Submitted to: American Institute of Aeronautics and Astronautics
Publication Type: Proceedings
Publication Acceptance Date: 10/31/1997
Publication Date: N/A
Citation: Interpretive Summary: An ongoing problem for farmers and ranchers around the world is how to pump water reliably and inexpensively from a remote water well when utility electricity is not available. Extending transmission lines to a remote water well in the U.S. can be very expensive, and utility electricity is unavailable in many parts of the world. Although mechanical windmills have ebeen the preferred choice for remote water wells, and solar powered photo- voltaic systems have become increasingly popular, wind-electric systems appear to be the better choice for areas with a good wind resource. A wind-electric water pumping system consists of: a wind turbine, a tower, a pump controller, a submersible motor, and a centrifugal pump. Testing has been performed on a 1.5 kilowatt wind-electric water pumping system at the USDA-ARS Conservation and Production Research Laboratory in Bushland, TX, for over six years. For the past five years, this wind-electric system has sproven to be very reliable with an availability of 93%. Since utility supplied electricity is not the same as that supplied by the wind turbine, the pump curves supplied by the pump manufacturer should not be used in selecting a pump for a wind-electric system. For a wind-electric system, the pump selection was found to depend not only on the water pumping depth, but also on the wind resource of the location. Besides determining the optimum pump for the Bushland wind regime, selecting the optimum pump for other wind regimes is also shown in the manuscript. Although this wind-electric water pumping system has been shown to perform well at a reasonable cost in other published manuscripts, this paper shows this wind-electric system to also be reliable.
Technical Abstract: A 1.5 kW wind turbine has been continuously tested since 1992 at the USDA-ARS Conservation and Production Research Laboratory in Bushland, TX, for pumping water for domestic and livestock use. This wind turbine used a permanent magnet alternator that provided variable-voltage, variable- frequency, 3-phase AC electricity which powered off-the-shelf submersible motors and centrifugal pumps without the use of an inverter.

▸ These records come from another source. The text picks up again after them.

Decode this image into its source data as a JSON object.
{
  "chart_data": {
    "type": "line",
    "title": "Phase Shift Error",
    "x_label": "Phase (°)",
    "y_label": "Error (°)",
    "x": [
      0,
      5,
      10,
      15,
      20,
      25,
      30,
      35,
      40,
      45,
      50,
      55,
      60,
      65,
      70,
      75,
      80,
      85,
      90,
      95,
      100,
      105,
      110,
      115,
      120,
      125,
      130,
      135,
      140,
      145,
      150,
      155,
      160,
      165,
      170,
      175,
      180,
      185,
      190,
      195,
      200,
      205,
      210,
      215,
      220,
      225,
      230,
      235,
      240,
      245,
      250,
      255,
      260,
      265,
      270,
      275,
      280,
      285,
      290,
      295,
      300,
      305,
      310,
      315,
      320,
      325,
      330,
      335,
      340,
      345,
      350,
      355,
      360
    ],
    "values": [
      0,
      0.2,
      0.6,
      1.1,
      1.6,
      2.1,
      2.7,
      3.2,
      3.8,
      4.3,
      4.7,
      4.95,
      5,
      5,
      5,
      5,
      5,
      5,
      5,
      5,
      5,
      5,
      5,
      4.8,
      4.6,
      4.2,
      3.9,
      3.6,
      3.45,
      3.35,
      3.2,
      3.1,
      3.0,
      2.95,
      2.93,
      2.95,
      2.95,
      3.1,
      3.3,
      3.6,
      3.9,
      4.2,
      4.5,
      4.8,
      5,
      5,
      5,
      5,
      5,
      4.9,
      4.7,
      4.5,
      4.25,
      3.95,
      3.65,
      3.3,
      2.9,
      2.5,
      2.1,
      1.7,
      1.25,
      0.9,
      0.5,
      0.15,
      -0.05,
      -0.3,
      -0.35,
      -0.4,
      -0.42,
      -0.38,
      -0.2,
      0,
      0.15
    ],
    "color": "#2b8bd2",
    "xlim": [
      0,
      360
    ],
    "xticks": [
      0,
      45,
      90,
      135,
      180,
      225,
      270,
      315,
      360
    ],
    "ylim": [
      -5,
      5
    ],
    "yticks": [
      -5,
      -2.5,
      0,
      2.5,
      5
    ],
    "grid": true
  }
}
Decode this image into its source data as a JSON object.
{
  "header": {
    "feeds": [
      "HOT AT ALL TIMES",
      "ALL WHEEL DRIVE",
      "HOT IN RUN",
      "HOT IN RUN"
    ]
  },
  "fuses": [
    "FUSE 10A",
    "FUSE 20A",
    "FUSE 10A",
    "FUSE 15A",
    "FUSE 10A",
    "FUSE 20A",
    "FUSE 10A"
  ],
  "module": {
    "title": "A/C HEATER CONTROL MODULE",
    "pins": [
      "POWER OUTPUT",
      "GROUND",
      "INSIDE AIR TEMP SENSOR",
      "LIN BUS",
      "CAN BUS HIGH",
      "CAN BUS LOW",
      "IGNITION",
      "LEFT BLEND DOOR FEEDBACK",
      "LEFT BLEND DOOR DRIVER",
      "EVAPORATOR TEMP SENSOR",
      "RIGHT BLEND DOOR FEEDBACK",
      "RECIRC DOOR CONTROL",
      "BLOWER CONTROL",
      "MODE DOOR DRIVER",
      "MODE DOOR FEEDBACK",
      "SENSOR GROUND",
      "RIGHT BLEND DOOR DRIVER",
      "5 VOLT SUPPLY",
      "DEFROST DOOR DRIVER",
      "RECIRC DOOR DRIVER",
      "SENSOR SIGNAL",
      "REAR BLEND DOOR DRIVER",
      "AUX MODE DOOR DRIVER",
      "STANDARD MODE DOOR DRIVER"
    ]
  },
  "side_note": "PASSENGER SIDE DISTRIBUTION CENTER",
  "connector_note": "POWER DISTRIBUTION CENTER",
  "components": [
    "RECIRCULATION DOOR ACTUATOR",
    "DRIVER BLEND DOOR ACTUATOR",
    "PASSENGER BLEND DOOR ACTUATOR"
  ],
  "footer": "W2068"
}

Data that have been collected for the past five years include: flow rate, wind speed, pressure (simulated pumping depth), voltage current, frequency, and electrical power. Data were collected for four different pumps at pumping depths ranging from 20 m to 100 m. The optimum pump was found to be a function of the water well depth and the wind speed distribution. A chronological history of significant events and failures is also documented in the paper. This wind turbine had an availability of 93% over the past five years. The individual contributions to downtime were: problems with the wind turbine/controller (5%), icing of the blades (1%), problems with the motor/pump (1/2%), and miscellaneous (1/2%). After correcting initial start-up problems, the 1.5 kW wind turbine proved very reliable over the past five years.